How Beam runs GPUs anywhere

#objectstorage #s3 #ai #casestudy

What do you do when you need to serve up a completely custom, 7+ billion parameter model with sub 10 second cold start times? And without writing a Dockerfile or managing scaling policies yourself. It sounds impossible, but Beam's serverless GPU platform provides performant, scalable AI infrastructure with minimal configuration. Your code already does the AI inference in a function. Just add a decorator to get that function running somewhere in the cloud with whatever GPU you specify. It turns on when you need it, it turns off when you don't. This can save you orders of magnitude over running a persistent GPU in the cloud.

Tigris tiger watching a beam from a ground satellite. Image generated with Flux [dev] from Black Forest Labs on fal.ai.

Fast iteration loops for hyper productive developers

Beam was founded to reduce cost and iteration time when developing AI / ML
applications. Using \$bigCloud and Docker directly is too slow for iterative
development, and waiting for a new image to build and redeploy to a dev
environment just takes too long. Let alone the time it takes to setup and manage
your own GPU cluster. Beam hot reloads your code to a live inference server for
testing and provides single command deployments, beam deploy. And they
integrate with workflow tools like ComfyUI so development is even easier.

AI workloads are at the bleeding edge for basically every part of the stack. For
the best results you need top-of-the line hardware, drivers that should work
(but are still being proven), the newest kernel and userland you can get, and
management of things that your sysadmin/SRE teams are not the most familiar with
yet. Much like putting CPU-bound workloads into the cloud, serverless GPUs
offload the driver configuration, hardware replacement, and other parts of how
it all works to the platform so you can focus on doing what you want to.

The big tradeoff with serverless GPUs is between cost and latency. If you want
to use the cheapest GPU available, it's almost certainly going to not be close
to your user or the data. The speed of light is only so fast, sending 50GB to
another continent is going to be slow no matter what you do. Every time you have
to do that you rack up longer cold start times, burn more cloud spend on
expensive GPU minutes, and incur yet more egress fees.

Challenge

The challenge? Beam’s serverless GPU platform ran largely on one cloud, and they
needed a cost-efficient way to more flexibly spread their compute across many
clouds. All while offering consistent developer experience: <10s cold starts,
as fast as 50ms warm starts, and limitless horizontal scale. Luke Lombardi, CTO
& Co-Founder of Beam, shares, “We’re a distributed GPU cloud: one of the core
things we need is cross region consistency. We don't want to think about it when
we move to new regions. It's critical that all of our storage infrastructure is
just there and the latency is predictable.”

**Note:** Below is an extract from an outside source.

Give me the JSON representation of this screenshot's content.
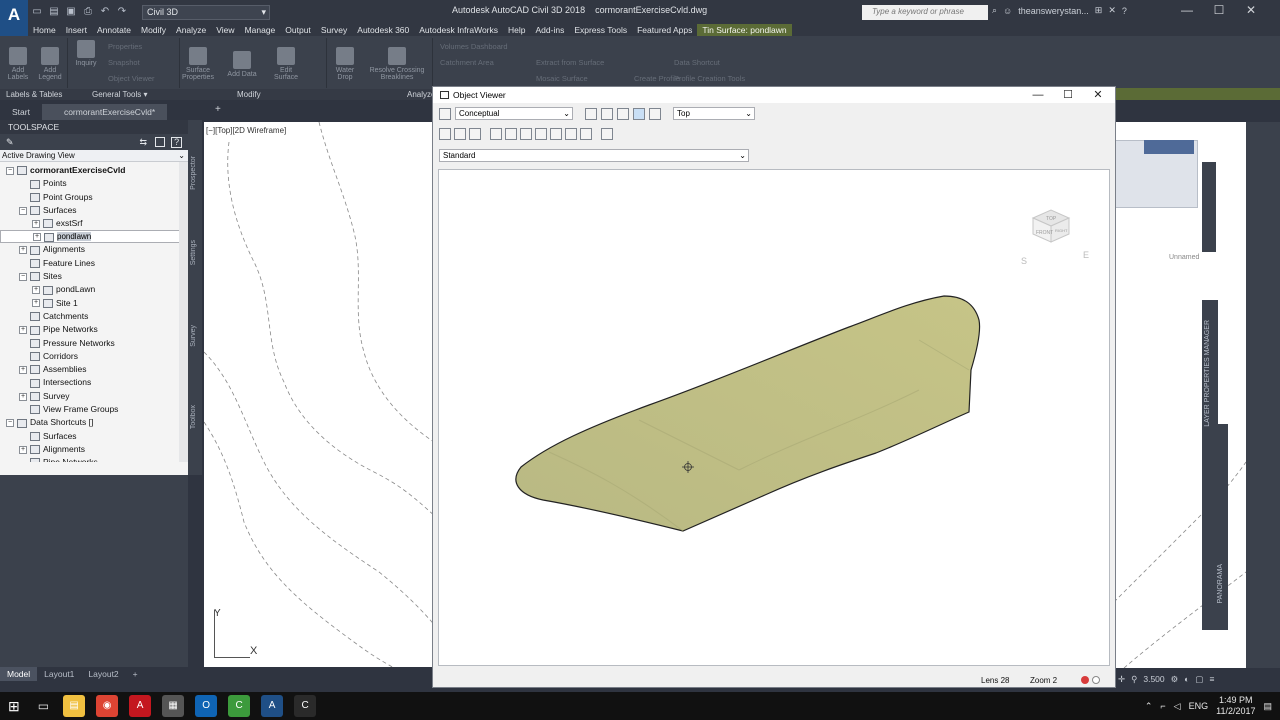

Another notable challenge was strategic: Beam wanted to reduce lock-in to the
major cloud providers so they could run their compute anywhere. And they wanted
to open source much of their codebase so their platform interface could be used
by anyone, anywhere, on any bare metal server. Flexibility was key. They needed
decouple compute from storage and build a highly flexible storage layer with
cross region replication and global distribution.

Solution

The Beam engineering team knew the architectural importance of separating the
storage layer, and they knew egress costs were a non-starter. Their primary need
was performant data distibution across clouds. However, none of the object
storage solutions they tried made it easy to manage multi-cloud, or even
multi-region, workloads without extensive configuration, coding around file type
restrictions, or accounting for dips in availability and latency. Using Tigris
eliminated this undifferentiated work, and enabled Beam to ship faster.

QUOTE
Before finding Tigris, we were planning on implementing our own data
distribution and replication for our training and inference workloads. Now we
just point our code to a single endpoint and Tigris handles it all. We've saved
months of work, not to mention the maintenance cost & peace of mind.
—Luke Lombardi, Co-founder & CTO, Beam

Choosing Flexibility

Tigris provided a reliable and performant storage layer to complement Beam’s compute layer, enabling them to spread their workloads across many public clouds to take advantage of cost and GPU availability. Luke shared, “We're mostly benefiting from moving our object storage outside of the major cloud providers and having it as a separate managed service. The egress costs are important, but even just the fact that we're not locked into S3 is a good thing for us too.“

As a result of re-platforming and separating their storage and compute, Beam was able to open source their platform, beta9. Now users can self-host Beam and add their own compute with the same CLI experience across any cloud, on-prem, or hybrid architecture. This flexibility is a key difference between Beam and other serverless GPU providers: traditionally serverless has been a high lock-in architecture, but with beta9 and the self-hosted CLI, your workloads are portable.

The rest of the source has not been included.